The no doubt fertile and duly moistened New York Times explains:
Dr. (Julia A.) Segre and colleagues report their discovery of the six tribes in a paper being published online on Friday in Genome Research. The research is part of the human microbiome project, microbiome meaning the entourage of all microbes that live in people.
The project is an ambitious government-financed endeavor to catalog the typical bacterial colonies that inhabit each niche in the human ecosystem.
The project is in its early stages but has already established that the bacteria in the human microbiome collectively possess at least 100 times as many genes as the mere 20,000 or so in the human genome.
Since humans depend on their microbiome for various essential services, including digestion, a person should really be considered a superorganism, microbiologists assert, consisting of his or her own cells and those of all the commensal bacteria. The bacterial cells also outnumber human cells by 10 to 1, meaning that if cells could vote, people would be a minority in their own body.
In other words, you’re a planet, more or less. They haven’t even started on the mites that live on people, or the fungi… Do it right, and you could rate your own wildlife documentary. If David Attenborough shows up at your house, you’ve hit the jackpot.
You could probably make your own brand of beer and wine, too. Ask your tinea or Candida (thrush) for details… and recipes.
Or not. The commensals are pretty tough customers, and not recommended dietary supplements.

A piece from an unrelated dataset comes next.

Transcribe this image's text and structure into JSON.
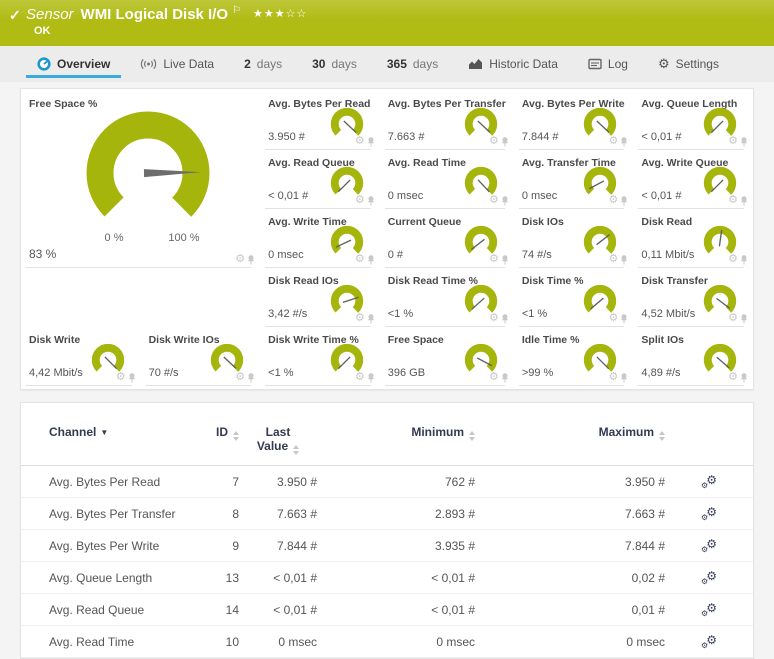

It was known that people were covered in bacteria, but this research has taken some time to turn into proven fact. Another issue that the project is supposed to address is finding out how pathogenic bacteria are able to take over and cause disease.
One thing that the research has discovered is that babies’ original gut bacteria come from their mothers.
This new view of people as superorganisms has emerged from the cheap methods of decoding DNA that are now available. Previously it was hard to study bacteria without growing them up into large colonies. But most bacteria are difficult to culture, so microbiologists could see only a small fraction of those present. Analyzing the total DNA in a microbial community sidesteps this problem and samples the genes of all bacterial species that are present.
This microbial profile is called a “microbiome”.
Not mentioned is the fact that the same bacteria are easily cultured on people. Anyone looking for a job as an agar plate may be in luck.
On the other hand you could be recruited as an agar plate and evolved into a sort of bacteria factory.You could find squads from Maybelline hanging around.
Antibiotics are a problem for the commensals, and the ecology can get knocked around:
Taking a broad spectrum antibiotic presumably wreaks devastation on one’s companion microbiome. If the microbiome is essential to survival, it is perhaps surprising that the drugs do not make more people ill. Dr. Relman said that perhaps there were subtle long-term consequences that had not yet been identified. Much the same set of bacteria recolonize the gut after a course of antibiotics, he said, suggesting that the makeup of the colony is important and that the body has ways of reconstituting it as before.
Actually, there’s another possibility or two.
Humans are social animals, and external bacteria are released into the environment by skin flakes. People shed millions of skin flakes a day. That one million per square centimeter would do as a starter population.
Gut flora is endemic to the human being, and the natural habitat for those bacteria. They exist in huge populations, and antibiotics aren’t likely to wipe them out entirely.